Any leftover green keema works. Beef keema works if that's what you started with.

Fried shallots can be used if you're really short on time for the caramelised onions.

A heavy pot works better than a thin one for dum cooking.

If the biryani looks slightly wet when you first open it, fluff gently and give it a few minutes. The rice will continue absorbing moisture.

The Singapore Version

This recipe exists because sometimes leftovers deserve better things. The keema is already excellent on its own. You can absolutely eat it with rice, roti, toast or a spoon. But if you're cooking for two, or you just want something that feels a little more special, the biryani route is worth taking.

The biggest trap is overcooking the rice. Every instinct tells you the rice should be done before you assemble the biryani. Ignore that instinct. The rice is supposed to look undercooked.

The second biggest trap is impatience. The resting period matters more than people think. The biryani is still cooking long after you've turned the heat off. Leave it alone. Let the steam do its work. Future you will be grateful.

Why It Works

The keema already contains most of the flavour, so the biryani becomes more about texture and aroma than building another layer of spice. The partially cooked rice absorbs moisture from the keema while remaining fluffy and separate.
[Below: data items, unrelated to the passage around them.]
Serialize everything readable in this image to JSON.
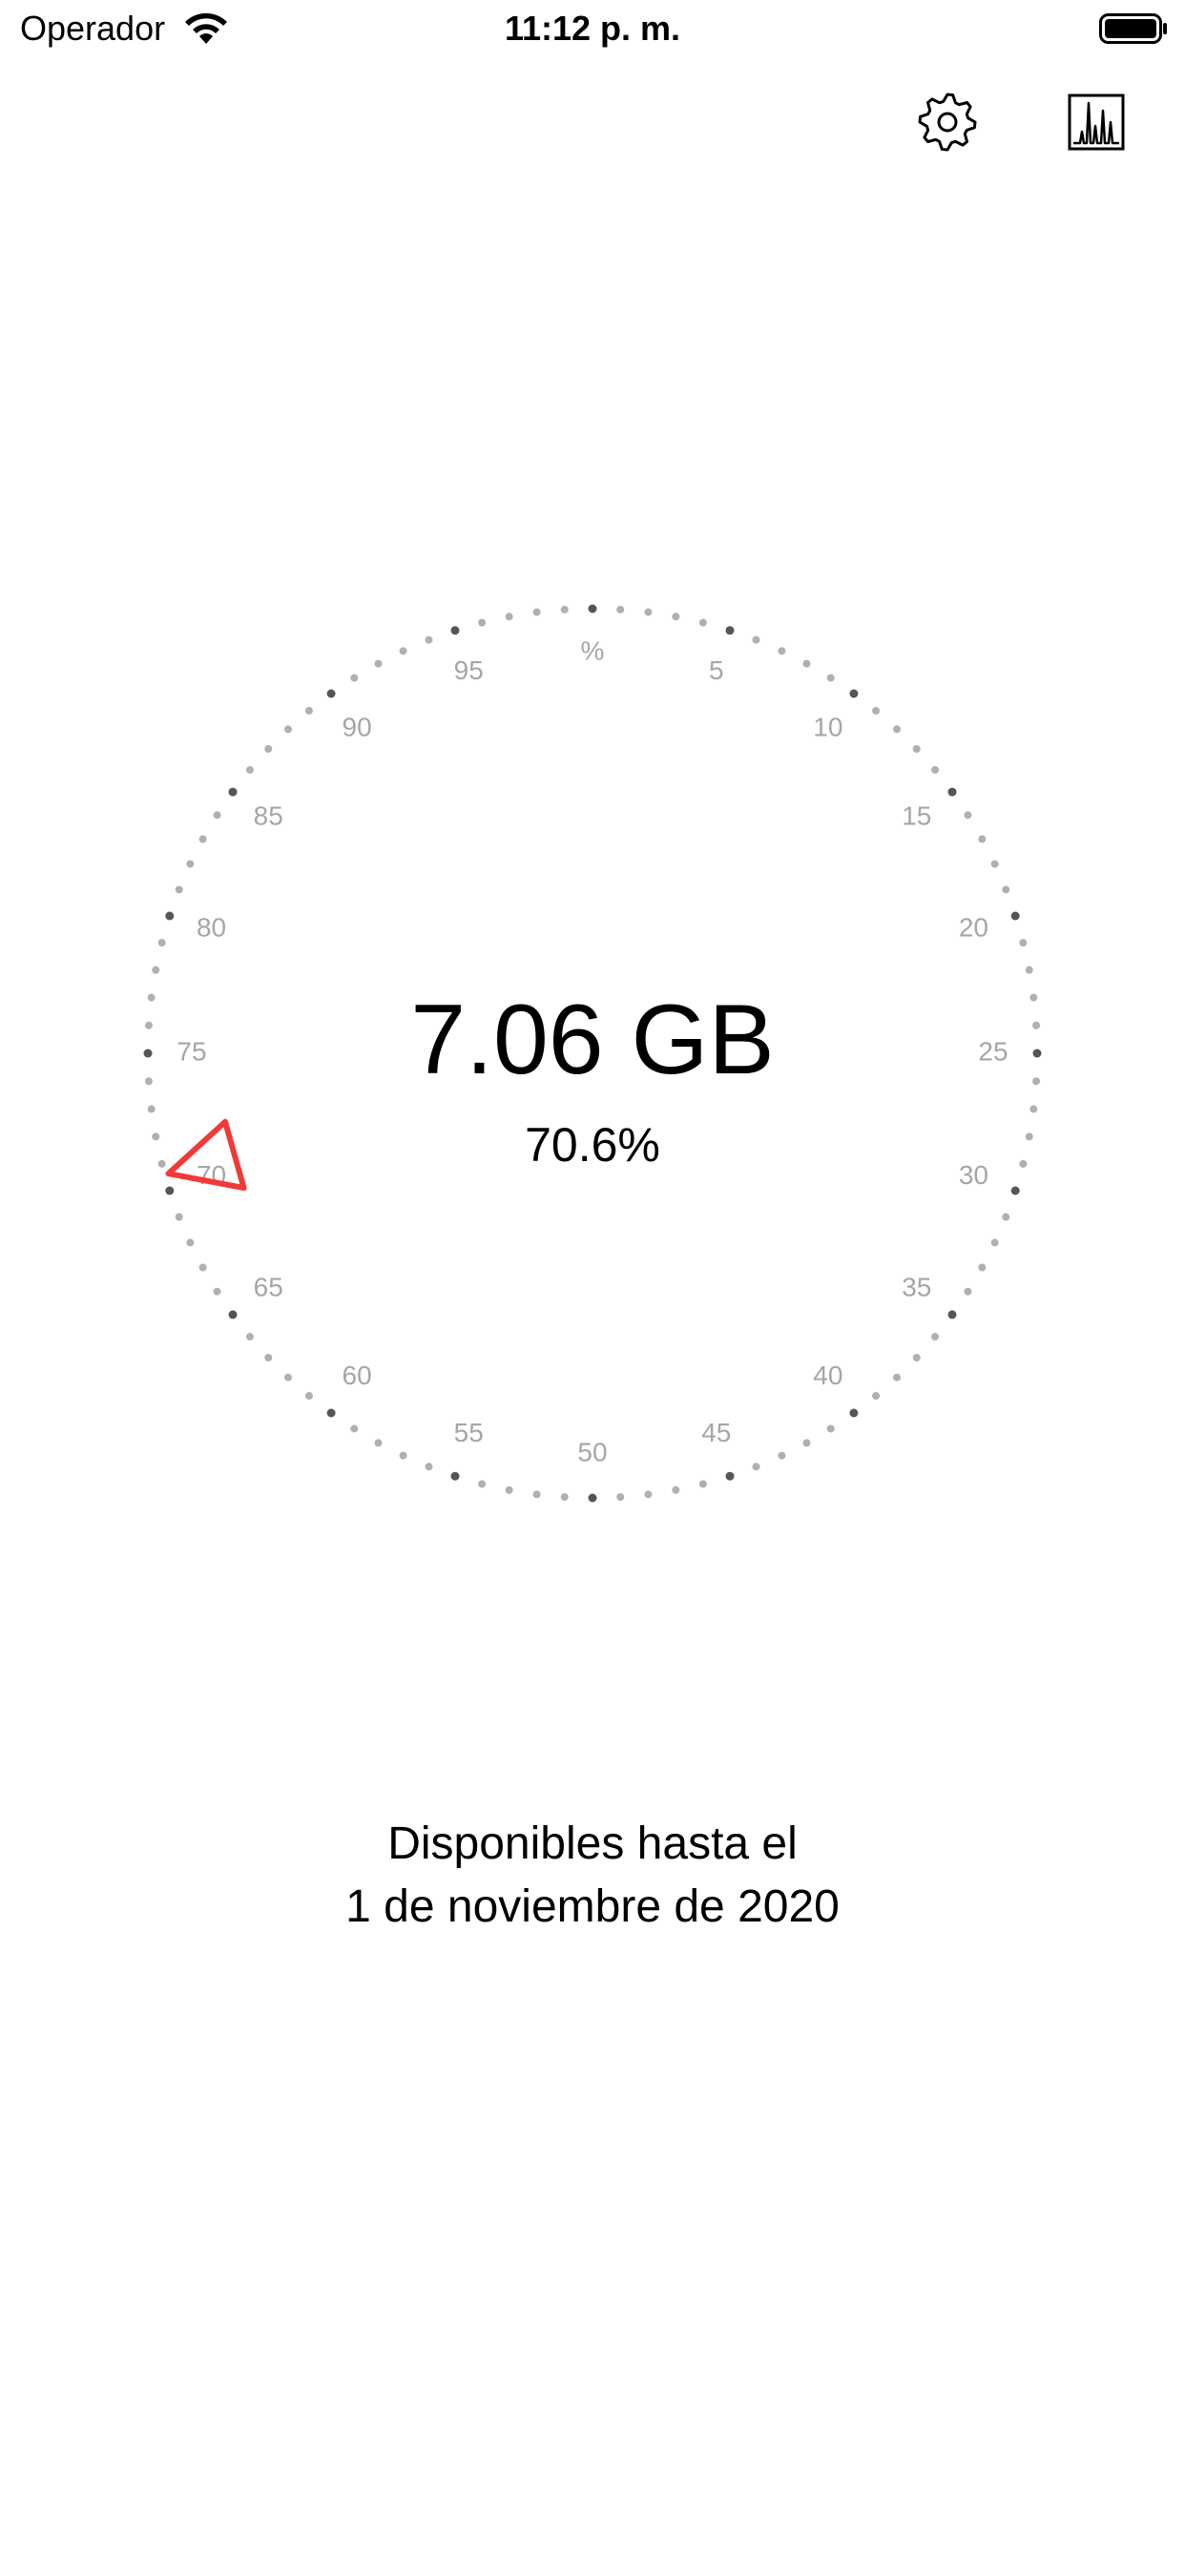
{
  "status_bar": {
    "carrier": "Operador",
    "time": "11:12 p. m.",
    "icons": [
      "wifi-icon",
      "battery-icon"
    ]
  },
  "toolbar": {
    "settings_icon": "gear-icon",
    "stats_icon": "bar-chart-icon"
  },
  "dial": {
    "unit_label": "%",
    "tick_labels": [
      "5",
      "10",
      "15",
      "20",
      "25",
      "30",
      "35",
      "40",
      "45",
      "50",
      "55",
      "60",
      "65",
      "70",
      "75",
      "80",
      "85",
      "90",
      "95"
    ],
    "level_percent": 70.6,
    "indicator_color": "#f03a3a",
    "major_dot_color": "#555555",
    "minor_dot_color": "#b0b0b0",
    "label_color": "#a6a6a6"
  },
  "usage": {
    "amount": "7.06 GB",
    "percent": "70.6%"
  },
  "availability": {
    "line1": "Disponibles hasta el",
    "line2": "1 de noviembre de 2020"
  }
}
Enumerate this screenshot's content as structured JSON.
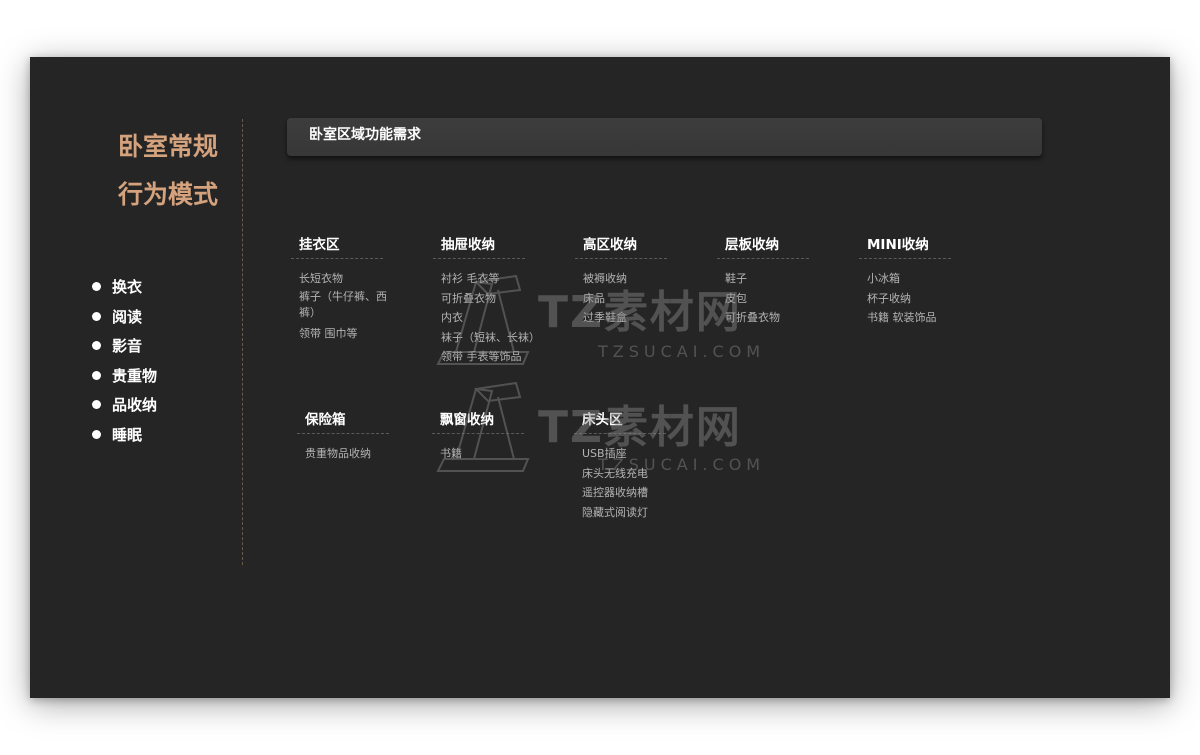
{
  "sidebar": {
    "title_line1": "卧室常规",
    "title_line2": "行为模式",
    "behaviors": [
      "换衣",
      "阅读",
      "影音",
      "贵重物",
      "品收纳",
      "睡眠"
    ]
  },
  "header": {
    "title": "卧室区域功能需求"
  },
  "categories": [
    {
      "title": "挂衣区",
      "items": [
        "长短衣物",
        "裤子（牛仔裤、西裤）",
        "领带 围巾等"
      ]
    },
    {
      "title": "抽屉收纳",
      "items": [
        "衬衫 毛衣等",
        "可折叠衣物",
        "内衣",
        "袜子（短袜、长袜）",
        "领带 手表等饰品"
      ]
    },
    {
      "title": "高区收纳",
      "items": [
        "被褥收纳",
        "床品",
        "过季鞋盒"
      ]
    },
    {
      "title": "层板收纳",
      "items": [
        "鞋子",
        "皮包",
        "可折叠衣物"
      ]
    },
    {
      "title": "MINI收纳",
      "items": [
        "小冰箱",
        "杯子收纳",
        "书籍 软装饰品"
      ]
    },
    {
      "title": "保险箱",
      "items": [
        "贵重物品收纳"
      ]
    },
    {
      "title": "飘窗收纳",
      "items": [
        "书籍"
      ]
    },
    {
      "title": "床头区",
      "items": [
        "USB插座",
        "床头无线充电",
        "遥控器收纳槽",
        "隐藏式阅读灯"
      ]
    }
  ],
  "watermark": {
    "brand": "TZ素材网",
    "domain": "TZSUCAI.COM"
  },
  "colors": {
    "background": "#252525",
    "accent": "#d4a27d",
    "header_bar": "#3a3a3a"
  }
}
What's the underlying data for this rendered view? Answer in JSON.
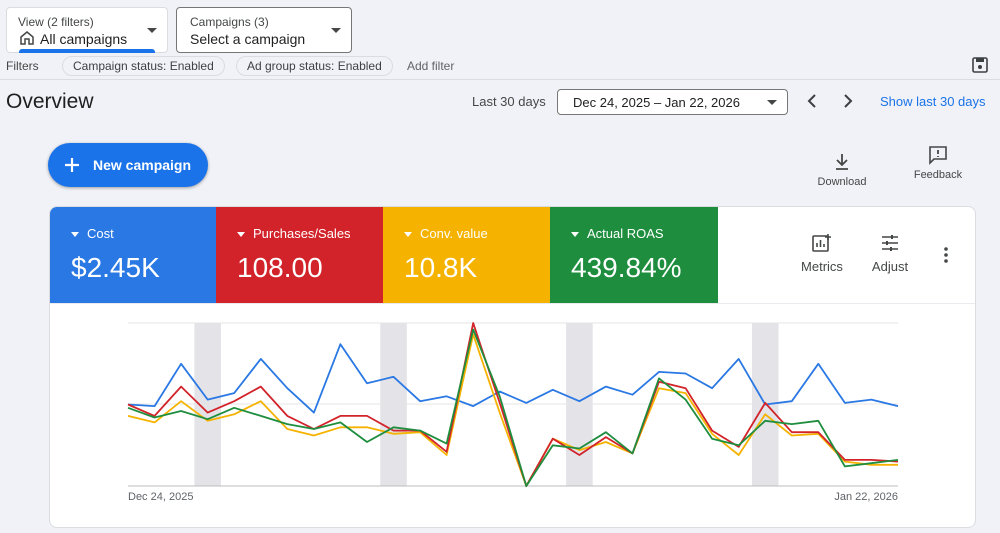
{
  "view_selector": {
    "label": "View (2 filters)",
    "value": "All campaigns"
  },
  "campaigns_selector": {
    "label": "Campaigns (3)",
    "value": "Select a campaign"
  },
  "filters": {
    "label": "Filters",
    "chips": [
      "Campaign status: Enabled",
      "Ad group status: Enabled"
    ],
    "add_filter": "Add filter"
  },
  "overview": {
    "title": "Overview",
    "range_label": "Last 30 days",
    "date_range": "Dec 24, 2025 – Jan 22, 2026",
    "show_last_link": "Show last 30 days"
  },
  "actions": {
    "new_campaign": "New campaign",
    "download": "Download",
    "feedback": "Feedback"
  },
  "metrics": [
    {
      "label": "Cost",
      "value": "$2.45K",
      "color": "#2a78e4"
    },
    {
      "label": "Purchases/Sales",
      "value": "108.00",
      "color": "#d2232a"
    },
    {
      "label": "Conv. value",
      "value": "10.8K",
      "color": "#f5b300"
    },
    {
      "label": "Actual ROAS",
      "value": "439.84%",
      "color": "#1e8e3e"
    }
  ],
  "controls": {
    "metrics": "Metrics",
    "adjust": "Adjust"
  },
  "chart_data": {
    "type": "line",
    "x_start_label": "Dec 24, 2025",
    "x_end_label": "Jan 22, 2026",
    "ylim": [
      0,
      100
    ],
    "weekend_bands": [
      3,
      10,
      17,
      24
    ],
    "series": [
      {
        "color": "#2a78e4",
        "values": [
          50,
          49,
          75,
          53,
          57,
          78,
          60,
          45,
          87,
          63,
          67,
          52,
          55,
          49,
          58,
          51,
          59,
          52,
          61,
          56,
          70,
          69,
          60,
          78,
          50,
          52,
          75,
          51,
          53,
          49
        ]
      },
      {
        "color": "#d2232a",
        "values": [
          50,
          43,
          61,
          45,
          52,
          61,
          43,
          35,
          43,
          43,
          34,
          34,
          21,
          100,
          51,
          0,
          29,
          19,
          30,
          20,
          64,
          60,
          34,
          24,
          51,
          33,
          33,
          16,
          16,
          15
        ]
      },
      {
        "color": "#f5b300",
        "values": [
          43,
          39,
          52,
          40,
          44,
          52,
          35,
          31,
          36,
          36,
          32,
          33,
          19,
          93,
          45,
          0,
          29,
          22,
          27,
          20,
          60,
          57,
          32,
          19,
          44,
          31,
          32,
          15,
          13,
          13
        ]
      },
      {
        "color": "#1e8e3e",
        "values": [
          48,
          42,
          46,
          41,
          48,
          43,
          38,
          35,
          39,
          27,
          36,
          34,
          26,
          96,
          55,
          0,
          25,
          23,
          33,
          20,
          66,
          53,
          29,
          25,
          40,
          38,
          40,
          12,
          14,
          16
        ]
      }
    ]
  }
}
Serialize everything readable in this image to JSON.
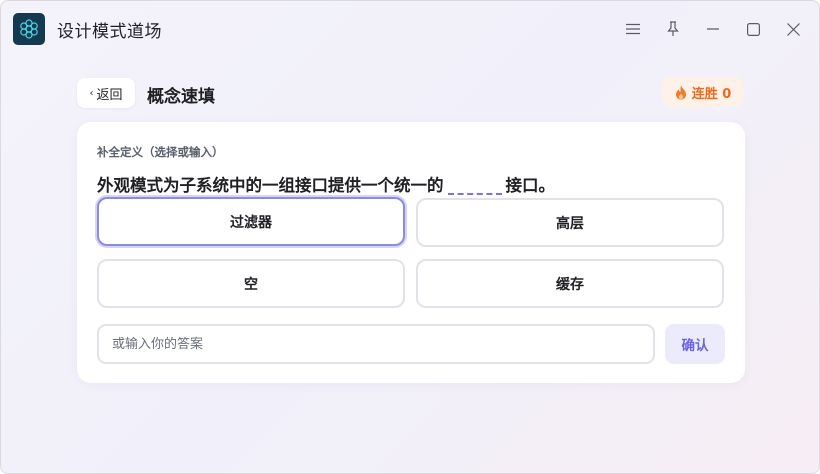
{
  "window": {
    "app_title": "设计模式道场",
    "app_icon": "flower-network-icon",
    "controls": {
      "menu_icon": "menu-icon",
      "pin_icon": "pin-icon",
      "minimize_icon": "minimize-icon",
      "maximize_icon": "maximize-icon",
      "close_icon": "close-icon"
    }
  },
  "header": {
    "back_label": "返回",
    "title": "概念速填",
    "streak_label": "连胜 0",
    "streak_icon": "flame-icon"
  },
  "quiz": {
    "hint": "补全定义（选择或输入）",
    "question_before": "外观模式为子系统中的一组接口提供一个统一的",
    "question_after": "接口。",
    "options": [
      {
        "label": "过滤器",
        "selected": true
      },
      {
        "label": "高层",
        "selected": false
      },
      {
        "label": "空",
        "selected": false
      },
      {
        "label": "缓存",
        "selected": false
      }
    ],
    "input": {
      "value": "",
      "placeholder": "或输入你的答案"
    },
    "confirm_label": "确认"
  },
  "colors": {
    "accent": "#6b63e6",
    "selected_border": "#8c8ae6",
    "streak": "#ea6a1b",
    "app_icon_bg": "#143a4f"
  }
}
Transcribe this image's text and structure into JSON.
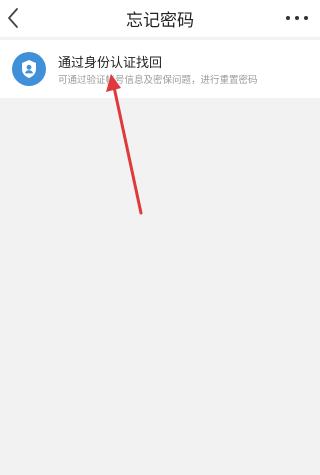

The caramelised onions add sweetness and richness. The saffron water perfumes the rice and provides just enough moisture to finish cooking during the dum stage. The resting period allows the rice to finish steaming gently rather than becoming wet or sticky.

How I Ate It

With raita. With daqoos. With lemon. Because nobody has ever complained about having too many condiments with biryani.

What I'd Do Differently

Honestly, I'd probably make a double batch of the green keema specifically so I could turn half of it into biryani the next day. That feels like the correct life choice.